3. The new science with its tolerance for paradox and its emphasis on wholeness may help Christians to appreciate the presence of both these qualities in such Christian rituals as Holy Communion.

4. Some writers, I am thinking in particular of Bishop John Shelby Spong, have tossed out theism because it seems to run counter to science as represented by Galileo and Newton. However, I believe that writers like Bishop Spong, might have been less likely to reject theism in order to appeal to the modern mind if they had been more acquainted with the new science, with its emphasis on mystery and wholeness.

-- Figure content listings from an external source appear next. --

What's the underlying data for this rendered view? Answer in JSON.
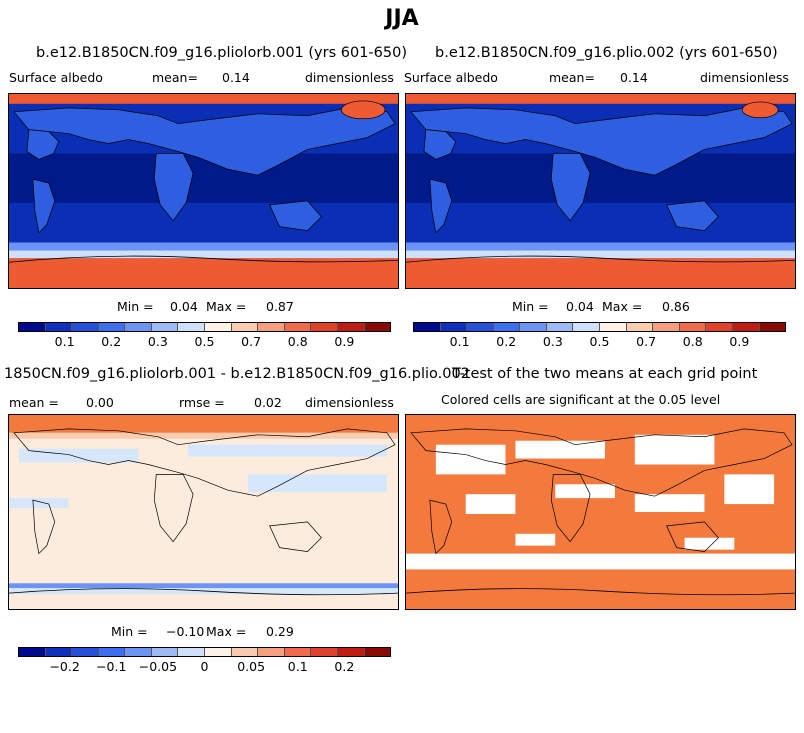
{
  "title": "JJA",
  "panels": [
    {
      "title": "b.e12.B1850CN.f09_g16.pliolorb.001 (yrs 601-650)",
      "left_label": "Surface albedo",
      "mean_label": "mean=",
      "mean_value": "0.14",
      "units": "dimensionless",
      "min_label": "Min =",
      "min_value": "0.04",
      "max_label": "Max =",
      "max_value": "0.87"
    },
    {
      "title": "b.e12.B1850CN.f09_g16.plio.002 (yrs 601-650)",
      "left_label": "Surface albedo",
      "mean_label": "mean=",
      "mean_value": "0.14",
      "units": "dimensionless",
      "min_label": "Min =",
      "min_value": "0.04",
      "max_label": "Max =",
      "max_value": "0.86"
    },
    {
      "title": "1850CN.f09_g16.pliolorb.001 - b.e12.B1850CN.f09_g16.plio.002",
      "mean_label": "mean =",
      "mean_value": "0.00",
      "rmse_label": "rmse =",
      "rmse_value": "0.02",
      "units": "dimensionless",
      "min_label": "Min =",
      "min_value": "−0.10",
      "max_label": "Max =",
      "max_value": "0.29"
    },
    {
      "title": "T-test of the two means at each grid point",
      "subtitle": "Colored cells are significant at the 0.05 level"
    }
  ],
  "colorbar_abs": {
    "ticks": [
      "0.1",
      "0.2",
      "0.3",
      "0.5",
      "0.7",
      "0.8",
      "0.9"
    ],
    "colors": [
      "#000a8c",
      "#0f2fbf",
      "#2450dc",
      "#3c6ef0",
      "#6a94f5",
      "#9dbcf7",
      "#cfe0fb",
      "#fdf2e8",
      "#f9ccb0",
      "#f59f7d",
      "#f06a4b",
      "#e1412a",
      "#bf1d12",
      "#8a0a05"
    ]
  },
  "colorbar_diff": {
    "ticks": [
      "−0.2",
      "−0.1",
      "−0.05",
      "0",
      "0.05",
      "0.1",
      "0.2"
    ],
    "colors": [
      "#000a8c",
      "#0f2fbf",
      "#2450dc",
      "#3c6ef0",
      "#6a94f5",
      "#9dbcf7",
      "#cfe0fb",
      "#fdf2e8",
      "#f9ccb0",
      "#f59f7d",
      "#f06a4b",
      "#e1412a",
      "#bf1d12",
      "#8a0a05"
    ]
  },
  "colors": {
    "ocean_dark": "#001a8a",
    "ocean_mid": "#0a2fb4",
    "land_blue": "#2d5fe0",
    "ice_red": "#ee5a32",
    "diff_bg": "#fcecdd",
    "diff_blue": "#d6e6fb",
    "ttest_fill": "#f4793d"
  }
}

5 Sometimes as Christians we may have doubts about the rationality of our beliefs--Jesus as human and divine, the presence of the Holy Spirit in our lives, immortality, the invisible God as the ground of being, the validity of prayer. However, if the claims of science discussed in this paper are rational, we should be able to claim with confidence that our religious claims are no less so.


References

Bohm, David. Unfolding Meaning. London: Ark Paperbacks, 1987.

Boslough, John. Stephen Hawking’s Universe. New York: Avon Books, 1985.

Capra, Fritjof. The Tao of Physics. London: Fontana Paperbacks, 1988.

Capra, Fritjof and David Steindl-Rast. Belonging to the Universe. New York: HarperCollins Publishers, 1991.

Davies, Paul. God and the New Physics. Middlesex, England: Penguin Books, 1986.

D’Souza, Dinesh. What’s So Great About Christianity. Washington, DC: Regnery Publishing, 2007.

Dukas, Helen and Banesh Hoffmann. Albert Einstein: The Human Side. Princeton: Princeton University Press, 1981.

Golshani, Mehdi. “The Ladder to God,” 120-135. In Richardson, Mark and Gordy Slack (eds). Faith in Science. London: Routledge, 2001.

Gregory, Bruce. Inventing Reality: Physics as Language. New York: John Wiley and Sons, 1990.

Josephson, Brian. In The Reach of the Mind: Nobel Prize Conversations. San Francisco: Saybrook Publishing Company, 1985.

Liderbach, Daniel. The Numinous Universe. New York: Paul;ist Press, 1989.

Owens, Virginia Stem. And the Trees Clap Their Hands. Grand Rapids, Michigan: William B. Erdmans, Publishing Co., 1983.

Polkinghorne, John. Belief in God in an Age of Science. New Haven: Yale University Press, 1998.

Tarnas, Richard. The Passion of the Western Mind. New York: Harmony Books, 1991.

Taylor, Barbara Brown. The Luminous Web. Boston: Cowley Publications, 2000.